1999 fatal police shooting in London

On 22 September 1999, Harry Stanley was shot dead by police in South Hackney, London. Someone had called the police alleging that an Irishman carrying a gun in a plastic bag had been seen in the area. Police intercepted Stanley, challenged him and shot him. Stanley was found to be Scottish and in his bag was a table leg which had been repaired by his brother. Initially his death was recorded with an open verdict, before being ruled as unlawful killing by a jury on appeal and finally returned to an open verdict by the High Court.

==Shooting==
On 22 September 1999, Stanley was returning home from the Alexandra Pub in South Hackney carrying, in a plastic bag, a table leg that had been repaired by his brother earlier that day. Someone had phoned the police to report "an Irishman with a gun wrapped in a bag".

At the junction of Fremont Street and Victoria Park Road in South Hackney, close to his home, Inspector Neil Sharman and PC Kevin Fagan, the crew of a Metropolitan Police armed response vehicle challenged Stanley from behind. As he turned to face them, they shot him dead at a distance of 15 feet (5 m).
==Harry Stanley==
Stanley was born in Bellshill, near Glasgow, Scotland, where he lived for the first 19 years of his life. He moved to London in the early 1970s in search of work, and married his childhood sweetheart, Irene. They had three children, and grandchildren, and lived in Hackney, east London. He had a previous criminal record, being convicted of armed robbery in 1974, and had served 4 years in prison for grievous bodily harm.

This was unknown to the police officers who responded to the call about "an Irishman with a gun wrapped in a bag".
==Inquests==

=== Inquest 1 ===
The first inquest took place in 2002 and the jury returned an open verdict. Stanley's family were unhappy with this outcome, particularly as the coroner, Dr. Stephen Chan, had only allowed the jury to return either a verdict of lawful killing or an open verdict.

Stanley's widow, Irene, petitioned the High Court and succeeded in obtaining a judicial review of the first inquest. On 7 April 2003, Mr Justice Silber ordered a fresh inquest after ruling that there had been an "insufficient inquiry".

=== Inquest 2 ===
During the second inquest, which took place in 2004, coroner Dr. Andrew Reid heard that the two officers fired the shots after being given wrong information in a tip-off; they had been told that Stanley was carrying a weapon and had an Irish accent. The jury returned a verdict, in November 2004, of unlawful killing, which resulted in the suspension of the officers involved.

In protest at the suspensions, over 120 out of the 400 Metropolitan Police officers authorised to use firearms handed in their firearms authorisation cards, with Glen Smyth, a Police Federation spokesman saying, "The officers are very concerned that the tactics they are trained in, as a consequence of the verdict, are now in doubt." The officers' suspensions were lifted shortly afterwards.

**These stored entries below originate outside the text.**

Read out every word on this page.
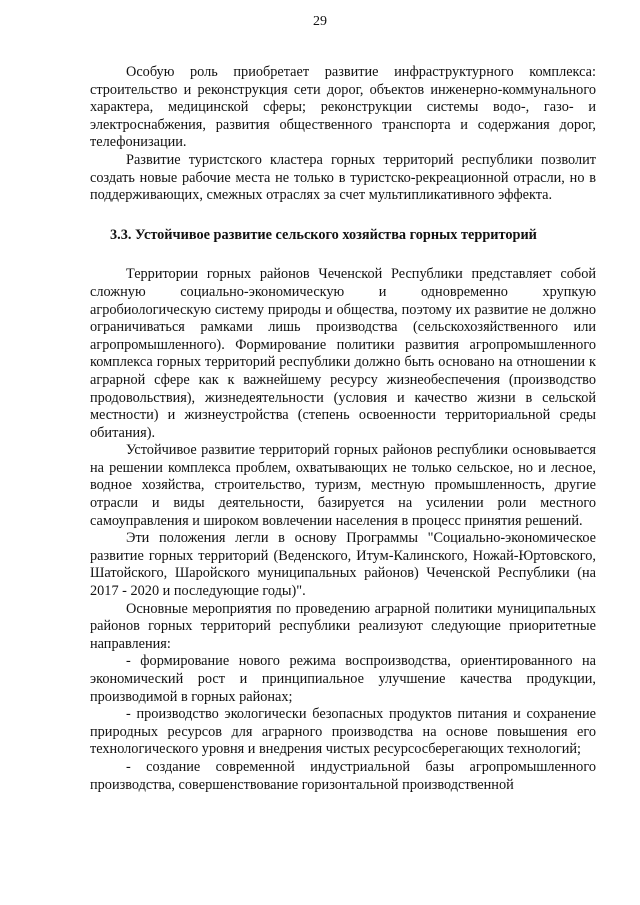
29

Особую роль приобретает развитие инфраструктурного комплекса: строительство и реконструкция сети дорог, объектов инженерно-коммунального характера, медицинской сферы; реконструкции системы водо-, газо- и электроснабжения, развития общественного транспорта и содержания дорог, телефонизации.

Развитие туристского кластера горных территорий республики позволит создать новые рабочие места не только в туристско-рекреационной отрасли, но в поддерживающих, смежных отраслях за счет мультипликативного эффекта.

3.3. Устойчивое развитие сельского хозяйства горных территорий

Территории горных районов Чеченской Республики представляет собой сложную социально-экономическую и одновременно хрупкую агробиологическую систему природы и общества, поэтому их развитие не должно ограничиваться рамками лишь производства (сельскохозяйственного или агропромышленного). Формирование политики развития агропромышленного комплекса горных территорий республики должно быть основано на отношении к аграрной сфере как к важнейшему ресурсу жизнеобеспечения (производство продовольствия), жизнедеятельности (условия и качество жизни в сельской местности) и жизнеустройства (степень освоенности территориальной среды обитания).

Устойчивое развитие территорий горных районов республики основывается на решении комплекса проблем, охватывающих не только сельское, но и лесное, водное хозяйства, строительство, туризм, местную промышленность, другие отрасли и виды деятельности, базируется на усилении роли местного самоуправления и широком вовлечении населения в процесс принятия решений.

Эти положения легли в основу Программы "Социально-экономическое развитие горных территорий (Веденского, Итум-Калинского, Ножай-Юртовского, Шатойского, Шаройского муниципальных районов) Чеченской Республики (на 2017 - 2020 и последующие годы)".

Основные мероприятия по проведению аграрной политики муниципальных районов горных территорий республики реализуют следующие приоритетные направления:

- формирование нового режима воспроизводства, ориентированного на экономический рост и принципиальное улучшение качества продукции, производимой в горных районах;

- производство экологически безопасных продуктов питания и сохранение природных ресурсов для аграрного производства на основе повышения его технологического уровня и внедрения чистых ресурсосберегающих технологий;

- создание современной индустриальной базы агропромышленного производства, совершенствование горизонтальной производственной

In May 2005 the High Court decided that there was "insufficient evidence" for the verdict of unlawful killing, overturning it and reinstating the open verdict of the first inquest. Mr. Justice Leveson also decided a third inquest should not be held, but added his weight to calls for reform of the inquest system. Glen Smyth described the ruling as "common sense", but the campaign group Inquest was disappointed, saying the verdict sent "a message that families cannot have any confidence in the system. They feel they cannot get justice when a death in custody occurs."

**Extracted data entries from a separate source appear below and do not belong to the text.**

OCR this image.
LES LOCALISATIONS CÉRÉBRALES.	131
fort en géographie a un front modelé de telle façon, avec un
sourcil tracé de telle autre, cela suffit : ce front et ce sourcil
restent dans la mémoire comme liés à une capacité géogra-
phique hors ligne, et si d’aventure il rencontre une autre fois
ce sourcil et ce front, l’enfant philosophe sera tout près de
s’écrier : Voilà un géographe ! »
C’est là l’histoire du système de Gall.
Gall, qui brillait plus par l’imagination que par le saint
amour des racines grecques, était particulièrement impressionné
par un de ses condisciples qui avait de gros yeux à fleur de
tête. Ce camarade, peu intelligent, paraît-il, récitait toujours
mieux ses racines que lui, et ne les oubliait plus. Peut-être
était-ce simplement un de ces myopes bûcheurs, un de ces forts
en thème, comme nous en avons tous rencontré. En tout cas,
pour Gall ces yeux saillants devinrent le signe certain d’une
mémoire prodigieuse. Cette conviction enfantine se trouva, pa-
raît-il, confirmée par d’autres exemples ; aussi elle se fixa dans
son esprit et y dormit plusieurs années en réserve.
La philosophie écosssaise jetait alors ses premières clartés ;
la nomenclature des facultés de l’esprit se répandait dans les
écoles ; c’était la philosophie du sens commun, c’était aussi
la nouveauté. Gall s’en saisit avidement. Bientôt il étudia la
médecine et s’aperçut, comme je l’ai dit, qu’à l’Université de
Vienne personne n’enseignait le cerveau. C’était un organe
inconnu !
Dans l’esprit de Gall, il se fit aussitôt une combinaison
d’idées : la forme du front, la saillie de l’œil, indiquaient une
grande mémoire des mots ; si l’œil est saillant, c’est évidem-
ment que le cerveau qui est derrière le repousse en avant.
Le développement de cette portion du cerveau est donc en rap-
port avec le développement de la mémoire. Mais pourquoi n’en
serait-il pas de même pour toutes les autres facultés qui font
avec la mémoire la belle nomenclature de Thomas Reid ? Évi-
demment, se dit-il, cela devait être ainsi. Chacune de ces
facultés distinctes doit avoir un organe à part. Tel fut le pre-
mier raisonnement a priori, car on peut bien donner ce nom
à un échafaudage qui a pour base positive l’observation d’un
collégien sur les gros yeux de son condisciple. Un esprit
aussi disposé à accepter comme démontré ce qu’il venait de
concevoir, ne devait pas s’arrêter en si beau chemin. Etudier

==Scrutiny of police behaviour==
On 2 June 2005, the two officers involved in the shooting were arrested and interviewed, following an investigation by Surrey Police involving new forensic evidence. The Crown Prosecution Service decided in October 2005 not to press charges, saying that they "concluded that the prosecution evidence is insufficient to rebut the officers' assertion that they were acting in self defence".

On 9 February 2006, the Independent Police Complaints Commission published their report into the incident, recommending that no further disciplinary action be taken against the officers. Representatives of the Stanley family expressed their "bitter disappointment" and stated the case was a failure of the criminal justice system.

The Metropolitan Police Federation stated, "We are, of course, delighted by the vindication of the officers. But we remain deeply disturbed at the way the whole matter has been handled." The Stanley family issued a press release condemning the vindication of the officers.